Rather than a bank funding the purchase, the seller carries a note and you pay them over time — often with a down payment, a softer rate, and no points. It shines when a seller owns free-and-clear and wants steady income (or to spread their tax hit). Note the loan is against the purchase price only, so you still fund the rehab in cash — DealLens accounts for that, which is why cash-needed jumps versus hard money.
Bank / conventional (DSCR) loan
A traditional or investor mortgage — cheap, but it won't fund a gut rehab.
A bank loan on the purchase: either a conforming mortgage or, for investors, a DSCR loan that qualifies on the property's rent rather than your W-2. Rates are the lowest of any method, but banks lend on the as-is purchase and won't finance a heavy rehab, so you cover that in cash. It fits light-rehab buy-and-holds better than distressed flips. Your long-term rental mortgage and the BRRRR cash-out refi are modeled separately in Rental assumptions.
Holding costs
What the house costs you every month you own it.

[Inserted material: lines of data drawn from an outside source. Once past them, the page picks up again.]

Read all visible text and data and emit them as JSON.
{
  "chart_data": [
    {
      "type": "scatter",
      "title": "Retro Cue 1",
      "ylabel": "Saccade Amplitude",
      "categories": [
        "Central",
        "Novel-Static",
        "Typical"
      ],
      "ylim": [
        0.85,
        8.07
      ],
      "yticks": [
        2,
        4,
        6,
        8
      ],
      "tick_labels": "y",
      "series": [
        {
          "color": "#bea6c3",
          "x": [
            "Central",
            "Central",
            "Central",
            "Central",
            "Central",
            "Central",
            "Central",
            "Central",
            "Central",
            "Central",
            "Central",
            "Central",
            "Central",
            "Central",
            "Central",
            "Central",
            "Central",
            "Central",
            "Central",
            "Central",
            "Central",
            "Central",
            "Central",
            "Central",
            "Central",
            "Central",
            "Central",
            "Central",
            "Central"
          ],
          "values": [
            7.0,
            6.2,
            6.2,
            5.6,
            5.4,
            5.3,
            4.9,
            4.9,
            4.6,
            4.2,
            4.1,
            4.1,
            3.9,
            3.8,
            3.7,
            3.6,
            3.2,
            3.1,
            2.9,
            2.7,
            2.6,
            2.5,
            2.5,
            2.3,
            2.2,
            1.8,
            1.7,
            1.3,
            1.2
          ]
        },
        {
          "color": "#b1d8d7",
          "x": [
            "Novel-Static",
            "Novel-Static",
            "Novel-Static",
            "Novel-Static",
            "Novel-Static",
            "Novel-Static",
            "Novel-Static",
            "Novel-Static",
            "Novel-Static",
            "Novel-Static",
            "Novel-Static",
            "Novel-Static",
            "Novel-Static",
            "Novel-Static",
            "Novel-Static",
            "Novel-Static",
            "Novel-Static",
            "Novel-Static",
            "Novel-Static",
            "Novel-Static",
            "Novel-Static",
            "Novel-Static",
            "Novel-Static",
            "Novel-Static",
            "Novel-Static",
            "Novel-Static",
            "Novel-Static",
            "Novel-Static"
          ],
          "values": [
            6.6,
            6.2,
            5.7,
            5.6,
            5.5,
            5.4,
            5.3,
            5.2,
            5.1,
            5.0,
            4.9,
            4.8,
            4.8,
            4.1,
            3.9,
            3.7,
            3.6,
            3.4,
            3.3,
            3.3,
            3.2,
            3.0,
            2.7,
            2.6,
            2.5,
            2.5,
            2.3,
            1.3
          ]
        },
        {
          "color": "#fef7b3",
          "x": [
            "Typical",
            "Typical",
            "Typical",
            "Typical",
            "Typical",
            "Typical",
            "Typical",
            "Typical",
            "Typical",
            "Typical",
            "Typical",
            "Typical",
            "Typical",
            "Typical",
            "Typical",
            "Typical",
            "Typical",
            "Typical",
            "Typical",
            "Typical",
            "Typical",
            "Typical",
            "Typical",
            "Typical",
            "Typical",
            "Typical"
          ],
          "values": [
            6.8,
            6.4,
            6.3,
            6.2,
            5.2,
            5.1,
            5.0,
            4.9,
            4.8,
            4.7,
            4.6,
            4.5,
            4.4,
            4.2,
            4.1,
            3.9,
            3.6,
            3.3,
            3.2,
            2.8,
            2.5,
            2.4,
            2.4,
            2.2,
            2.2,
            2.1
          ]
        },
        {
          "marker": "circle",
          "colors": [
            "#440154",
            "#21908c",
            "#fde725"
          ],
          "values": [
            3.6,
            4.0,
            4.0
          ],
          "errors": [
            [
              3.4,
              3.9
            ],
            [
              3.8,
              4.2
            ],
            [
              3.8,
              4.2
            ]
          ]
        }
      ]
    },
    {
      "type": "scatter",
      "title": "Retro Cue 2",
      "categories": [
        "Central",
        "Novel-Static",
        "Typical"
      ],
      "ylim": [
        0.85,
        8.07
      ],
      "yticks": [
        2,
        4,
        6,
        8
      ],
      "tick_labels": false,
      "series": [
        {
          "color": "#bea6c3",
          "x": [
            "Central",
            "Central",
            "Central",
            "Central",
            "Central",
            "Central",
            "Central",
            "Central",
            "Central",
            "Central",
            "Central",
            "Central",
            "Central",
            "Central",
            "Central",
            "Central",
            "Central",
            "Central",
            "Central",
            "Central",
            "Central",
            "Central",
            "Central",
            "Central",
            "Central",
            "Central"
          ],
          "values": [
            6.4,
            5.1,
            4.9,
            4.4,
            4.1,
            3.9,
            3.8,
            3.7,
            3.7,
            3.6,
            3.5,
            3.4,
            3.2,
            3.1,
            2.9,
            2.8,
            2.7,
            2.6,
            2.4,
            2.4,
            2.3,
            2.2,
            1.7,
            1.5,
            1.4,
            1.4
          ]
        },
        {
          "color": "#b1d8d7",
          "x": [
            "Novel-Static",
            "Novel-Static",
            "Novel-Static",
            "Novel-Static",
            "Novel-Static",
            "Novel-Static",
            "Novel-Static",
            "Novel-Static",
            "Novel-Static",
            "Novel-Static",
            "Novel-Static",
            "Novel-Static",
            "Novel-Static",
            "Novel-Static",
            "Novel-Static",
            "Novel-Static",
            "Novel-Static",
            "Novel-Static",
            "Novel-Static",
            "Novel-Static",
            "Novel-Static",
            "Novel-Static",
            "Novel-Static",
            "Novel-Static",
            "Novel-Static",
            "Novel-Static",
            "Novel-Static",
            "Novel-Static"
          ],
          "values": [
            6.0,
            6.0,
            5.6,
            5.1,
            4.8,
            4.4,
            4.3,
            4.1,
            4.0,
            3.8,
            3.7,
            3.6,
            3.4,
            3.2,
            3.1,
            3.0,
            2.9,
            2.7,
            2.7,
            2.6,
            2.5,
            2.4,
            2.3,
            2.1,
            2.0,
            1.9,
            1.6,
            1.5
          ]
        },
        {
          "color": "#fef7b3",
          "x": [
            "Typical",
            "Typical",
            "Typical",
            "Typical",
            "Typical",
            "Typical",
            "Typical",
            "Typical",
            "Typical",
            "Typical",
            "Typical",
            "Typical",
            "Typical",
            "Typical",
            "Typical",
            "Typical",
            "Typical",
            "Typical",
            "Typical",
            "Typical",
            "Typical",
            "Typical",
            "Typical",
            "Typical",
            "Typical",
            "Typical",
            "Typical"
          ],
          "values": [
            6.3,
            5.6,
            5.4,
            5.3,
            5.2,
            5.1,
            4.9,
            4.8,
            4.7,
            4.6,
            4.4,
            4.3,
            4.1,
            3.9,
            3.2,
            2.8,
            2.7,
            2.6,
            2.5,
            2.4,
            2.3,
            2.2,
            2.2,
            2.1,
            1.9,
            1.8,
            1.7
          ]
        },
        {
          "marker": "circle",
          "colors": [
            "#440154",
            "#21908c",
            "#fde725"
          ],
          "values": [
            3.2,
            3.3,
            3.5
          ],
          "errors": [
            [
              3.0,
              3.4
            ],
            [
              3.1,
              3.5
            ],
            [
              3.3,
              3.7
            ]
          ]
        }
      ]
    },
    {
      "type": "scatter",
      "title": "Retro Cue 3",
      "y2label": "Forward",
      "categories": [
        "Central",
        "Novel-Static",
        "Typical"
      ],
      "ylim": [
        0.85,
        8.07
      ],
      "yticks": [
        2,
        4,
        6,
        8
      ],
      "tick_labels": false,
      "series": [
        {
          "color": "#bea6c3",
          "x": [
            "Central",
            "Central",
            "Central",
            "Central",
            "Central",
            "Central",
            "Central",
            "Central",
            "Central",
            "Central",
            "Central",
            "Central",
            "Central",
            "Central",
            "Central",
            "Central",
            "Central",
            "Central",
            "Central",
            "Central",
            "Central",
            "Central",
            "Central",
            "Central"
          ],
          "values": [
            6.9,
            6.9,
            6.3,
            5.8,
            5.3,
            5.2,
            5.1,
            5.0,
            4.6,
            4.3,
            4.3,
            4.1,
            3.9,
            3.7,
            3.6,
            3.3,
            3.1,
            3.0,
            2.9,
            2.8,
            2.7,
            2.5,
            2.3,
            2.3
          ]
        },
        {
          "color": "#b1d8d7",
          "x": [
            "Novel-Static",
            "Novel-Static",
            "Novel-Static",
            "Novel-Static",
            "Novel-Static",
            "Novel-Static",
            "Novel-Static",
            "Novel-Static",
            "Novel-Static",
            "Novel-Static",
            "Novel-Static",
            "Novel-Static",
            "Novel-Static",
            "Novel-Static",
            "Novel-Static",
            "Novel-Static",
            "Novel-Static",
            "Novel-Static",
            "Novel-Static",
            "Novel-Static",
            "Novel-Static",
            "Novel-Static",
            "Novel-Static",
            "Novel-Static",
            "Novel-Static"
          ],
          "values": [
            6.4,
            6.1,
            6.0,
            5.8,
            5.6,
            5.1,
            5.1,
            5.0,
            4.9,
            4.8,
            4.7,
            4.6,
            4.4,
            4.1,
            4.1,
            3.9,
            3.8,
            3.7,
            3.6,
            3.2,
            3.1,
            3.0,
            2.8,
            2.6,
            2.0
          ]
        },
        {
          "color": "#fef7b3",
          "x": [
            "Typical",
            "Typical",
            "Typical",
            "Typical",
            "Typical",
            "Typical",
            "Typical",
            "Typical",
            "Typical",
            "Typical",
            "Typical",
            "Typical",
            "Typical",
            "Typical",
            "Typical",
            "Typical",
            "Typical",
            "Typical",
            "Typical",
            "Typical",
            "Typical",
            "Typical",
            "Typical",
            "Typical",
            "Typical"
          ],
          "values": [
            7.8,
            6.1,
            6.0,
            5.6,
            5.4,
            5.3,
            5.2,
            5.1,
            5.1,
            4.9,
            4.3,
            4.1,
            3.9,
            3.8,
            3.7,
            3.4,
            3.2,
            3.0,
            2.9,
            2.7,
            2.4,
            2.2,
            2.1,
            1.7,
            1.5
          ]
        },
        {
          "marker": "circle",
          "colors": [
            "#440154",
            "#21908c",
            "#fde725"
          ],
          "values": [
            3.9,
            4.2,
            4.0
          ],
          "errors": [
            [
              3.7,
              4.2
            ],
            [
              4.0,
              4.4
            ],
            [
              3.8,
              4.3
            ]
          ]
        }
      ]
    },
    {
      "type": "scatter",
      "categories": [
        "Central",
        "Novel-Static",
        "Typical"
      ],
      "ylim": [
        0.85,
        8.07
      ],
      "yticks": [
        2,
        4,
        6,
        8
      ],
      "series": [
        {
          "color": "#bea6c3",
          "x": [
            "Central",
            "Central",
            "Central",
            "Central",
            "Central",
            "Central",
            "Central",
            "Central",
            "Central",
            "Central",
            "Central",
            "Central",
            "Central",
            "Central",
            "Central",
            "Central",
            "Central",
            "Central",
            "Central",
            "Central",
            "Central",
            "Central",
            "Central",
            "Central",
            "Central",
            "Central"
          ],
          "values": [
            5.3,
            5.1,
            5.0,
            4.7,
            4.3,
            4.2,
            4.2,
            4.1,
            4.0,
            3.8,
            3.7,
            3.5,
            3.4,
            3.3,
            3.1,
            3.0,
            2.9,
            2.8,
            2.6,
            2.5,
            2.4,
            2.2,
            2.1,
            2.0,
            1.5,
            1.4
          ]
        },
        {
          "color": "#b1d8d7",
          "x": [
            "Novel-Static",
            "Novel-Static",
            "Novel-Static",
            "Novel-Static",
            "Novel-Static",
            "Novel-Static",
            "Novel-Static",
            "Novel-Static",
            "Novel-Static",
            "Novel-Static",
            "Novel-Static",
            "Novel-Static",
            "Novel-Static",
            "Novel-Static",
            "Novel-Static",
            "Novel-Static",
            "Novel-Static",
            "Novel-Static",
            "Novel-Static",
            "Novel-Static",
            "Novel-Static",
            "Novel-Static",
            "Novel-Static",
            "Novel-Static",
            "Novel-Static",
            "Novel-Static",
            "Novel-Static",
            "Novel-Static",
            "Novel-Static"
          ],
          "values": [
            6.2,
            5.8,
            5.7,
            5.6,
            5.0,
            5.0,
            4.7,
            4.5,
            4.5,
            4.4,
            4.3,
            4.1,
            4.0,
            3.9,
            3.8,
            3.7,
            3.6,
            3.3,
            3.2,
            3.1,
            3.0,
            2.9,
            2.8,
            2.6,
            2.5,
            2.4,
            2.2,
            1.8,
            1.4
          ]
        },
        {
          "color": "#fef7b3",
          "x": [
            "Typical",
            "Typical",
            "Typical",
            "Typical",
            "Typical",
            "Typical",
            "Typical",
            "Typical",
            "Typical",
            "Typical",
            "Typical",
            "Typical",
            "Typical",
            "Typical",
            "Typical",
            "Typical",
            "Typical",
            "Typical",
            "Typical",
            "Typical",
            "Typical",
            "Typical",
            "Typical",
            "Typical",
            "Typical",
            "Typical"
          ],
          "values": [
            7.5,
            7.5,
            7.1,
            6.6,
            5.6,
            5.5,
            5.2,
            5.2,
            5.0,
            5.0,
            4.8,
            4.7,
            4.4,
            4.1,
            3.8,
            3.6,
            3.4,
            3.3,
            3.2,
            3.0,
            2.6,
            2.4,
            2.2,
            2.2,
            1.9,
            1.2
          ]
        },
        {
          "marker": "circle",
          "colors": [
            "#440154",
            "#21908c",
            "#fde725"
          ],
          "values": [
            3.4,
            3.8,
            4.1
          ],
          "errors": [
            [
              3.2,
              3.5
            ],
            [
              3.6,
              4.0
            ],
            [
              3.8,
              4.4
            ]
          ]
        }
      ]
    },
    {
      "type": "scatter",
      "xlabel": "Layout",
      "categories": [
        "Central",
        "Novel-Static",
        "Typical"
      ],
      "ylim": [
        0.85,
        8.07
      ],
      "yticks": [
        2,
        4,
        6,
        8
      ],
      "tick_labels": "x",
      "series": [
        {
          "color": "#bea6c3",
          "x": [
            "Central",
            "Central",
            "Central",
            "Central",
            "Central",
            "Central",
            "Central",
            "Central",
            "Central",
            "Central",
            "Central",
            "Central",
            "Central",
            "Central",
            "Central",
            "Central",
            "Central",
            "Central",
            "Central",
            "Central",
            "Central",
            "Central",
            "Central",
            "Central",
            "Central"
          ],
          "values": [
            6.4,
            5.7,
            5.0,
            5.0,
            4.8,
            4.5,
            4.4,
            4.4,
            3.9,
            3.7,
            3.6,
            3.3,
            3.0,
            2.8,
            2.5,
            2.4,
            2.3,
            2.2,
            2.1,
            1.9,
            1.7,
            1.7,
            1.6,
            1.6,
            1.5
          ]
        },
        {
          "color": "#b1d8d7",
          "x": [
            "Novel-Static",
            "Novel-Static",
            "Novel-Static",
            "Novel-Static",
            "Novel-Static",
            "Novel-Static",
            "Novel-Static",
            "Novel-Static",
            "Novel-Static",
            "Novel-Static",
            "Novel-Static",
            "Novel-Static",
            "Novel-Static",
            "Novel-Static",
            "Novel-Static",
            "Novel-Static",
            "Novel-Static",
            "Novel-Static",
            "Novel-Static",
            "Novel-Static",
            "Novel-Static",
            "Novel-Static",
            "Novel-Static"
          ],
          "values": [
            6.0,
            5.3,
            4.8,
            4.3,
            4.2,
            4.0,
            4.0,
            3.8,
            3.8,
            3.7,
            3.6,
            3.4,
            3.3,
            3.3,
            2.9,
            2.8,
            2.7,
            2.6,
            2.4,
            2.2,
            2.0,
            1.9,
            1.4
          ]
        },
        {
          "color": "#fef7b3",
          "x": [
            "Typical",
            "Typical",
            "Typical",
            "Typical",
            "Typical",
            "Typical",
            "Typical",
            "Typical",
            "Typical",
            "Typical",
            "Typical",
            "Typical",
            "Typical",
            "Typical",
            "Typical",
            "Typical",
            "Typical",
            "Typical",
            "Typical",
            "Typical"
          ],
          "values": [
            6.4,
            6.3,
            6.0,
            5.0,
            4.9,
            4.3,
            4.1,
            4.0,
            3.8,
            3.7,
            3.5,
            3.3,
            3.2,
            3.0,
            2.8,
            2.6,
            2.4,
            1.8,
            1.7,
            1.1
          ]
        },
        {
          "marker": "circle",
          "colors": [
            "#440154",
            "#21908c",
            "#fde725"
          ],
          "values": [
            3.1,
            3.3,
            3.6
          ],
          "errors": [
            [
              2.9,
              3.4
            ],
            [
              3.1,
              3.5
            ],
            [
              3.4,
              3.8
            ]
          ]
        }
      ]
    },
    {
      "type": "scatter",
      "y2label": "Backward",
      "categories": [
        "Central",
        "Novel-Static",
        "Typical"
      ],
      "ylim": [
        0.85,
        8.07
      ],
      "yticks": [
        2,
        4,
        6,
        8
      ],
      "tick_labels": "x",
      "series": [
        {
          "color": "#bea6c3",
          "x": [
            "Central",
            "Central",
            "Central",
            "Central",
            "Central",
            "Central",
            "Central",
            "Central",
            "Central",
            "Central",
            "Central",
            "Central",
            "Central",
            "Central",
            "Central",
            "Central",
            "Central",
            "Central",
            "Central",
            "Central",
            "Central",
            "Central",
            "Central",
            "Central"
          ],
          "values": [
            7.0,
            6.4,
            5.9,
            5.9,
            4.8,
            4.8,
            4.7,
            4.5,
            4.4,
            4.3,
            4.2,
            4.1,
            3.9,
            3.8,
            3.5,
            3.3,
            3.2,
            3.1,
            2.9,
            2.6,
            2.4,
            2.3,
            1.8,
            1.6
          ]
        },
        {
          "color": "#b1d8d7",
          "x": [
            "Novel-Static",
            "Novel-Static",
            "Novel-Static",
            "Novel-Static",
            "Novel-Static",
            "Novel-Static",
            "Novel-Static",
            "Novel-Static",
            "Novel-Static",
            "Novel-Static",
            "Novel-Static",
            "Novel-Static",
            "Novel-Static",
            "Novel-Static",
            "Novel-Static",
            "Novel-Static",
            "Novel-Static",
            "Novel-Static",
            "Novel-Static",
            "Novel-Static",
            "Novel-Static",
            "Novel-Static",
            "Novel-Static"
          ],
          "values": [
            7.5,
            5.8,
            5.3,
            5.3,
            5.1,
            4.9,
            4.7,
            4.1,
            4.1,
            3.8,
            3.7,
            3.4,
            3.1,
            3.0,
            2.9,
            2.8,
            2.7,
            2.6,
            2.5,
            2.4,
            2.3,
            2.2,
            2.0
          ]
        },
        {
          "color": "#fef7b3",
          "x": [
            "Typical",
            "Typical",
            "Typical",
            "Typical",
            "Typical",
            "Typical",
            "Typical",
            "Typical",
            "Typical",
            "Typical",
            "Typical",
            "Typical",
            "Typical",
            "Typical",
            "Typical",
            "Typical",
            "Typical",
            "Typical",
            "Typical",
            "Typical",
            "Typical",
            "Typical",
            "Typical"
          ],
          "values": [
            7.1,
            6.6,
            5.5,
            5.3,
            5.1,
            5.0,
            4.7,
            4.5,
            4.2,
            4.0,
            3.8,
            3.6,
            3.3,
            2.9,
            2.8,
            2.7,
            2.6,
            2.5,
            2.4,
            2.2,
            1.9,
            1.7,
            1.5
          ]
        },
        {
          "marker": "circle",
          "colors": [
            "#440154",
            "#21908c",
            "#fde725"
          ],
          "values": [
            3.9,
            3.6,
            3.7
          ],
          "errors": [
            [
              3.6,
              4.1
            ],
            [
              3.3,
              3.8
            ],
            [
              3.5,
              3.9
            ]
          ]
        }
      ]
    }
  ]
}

Property taxes, insurance, utilities, and HOA dues accrue every month between buying and selling. A flip that drags from 4 months to 8 pays double — which is why the stress test lets you see exactly what a slow sale does to profit.
Wholesale spread
The gap between your contract price and what a flipper can pay.
Your assignment fee comes out of the spread: what an end buyer (flipper) can afford to pay, minus your contract price. If a flipper's max is $135K and you contract at $120K, there's $15K of room. No spread, no deal — wholesaling only works when you contract deep below market.
The 1% rule
Monthly rent ≥ 1% of purchase price suggests decent cash flow.
A screening shortcut for rentals: if the monthly rent is at least 1% of the purchase price ($1,500 rent on a $150K house), the property has a shot at positive cash flow. Below ~0.7% it rarely works with today's rates. Like the 70% rule, it's a filter to decide what's worth a full analysis — not the analysis itself.
Equity
The slice of the property's value you actually own.
Market value minus what you owe on it. Forced appreciation — buying under market and rehabbing — creates equity immediately, which is the engine behind both flipping (sell the equity) and BRRRR (borrow against it while keeping the house).
Resilience score
How much bad news the deal can absorb before losing money.
DealLens solves for the break-even point on each risk: how far the rehab can run over, how low the ARV can come in, and how much rent can miss before the deal loses money. A deal that only works when everything goes perfectly is a gamble, not an investment. New investors' most common mistake is buying deals with no margin for error.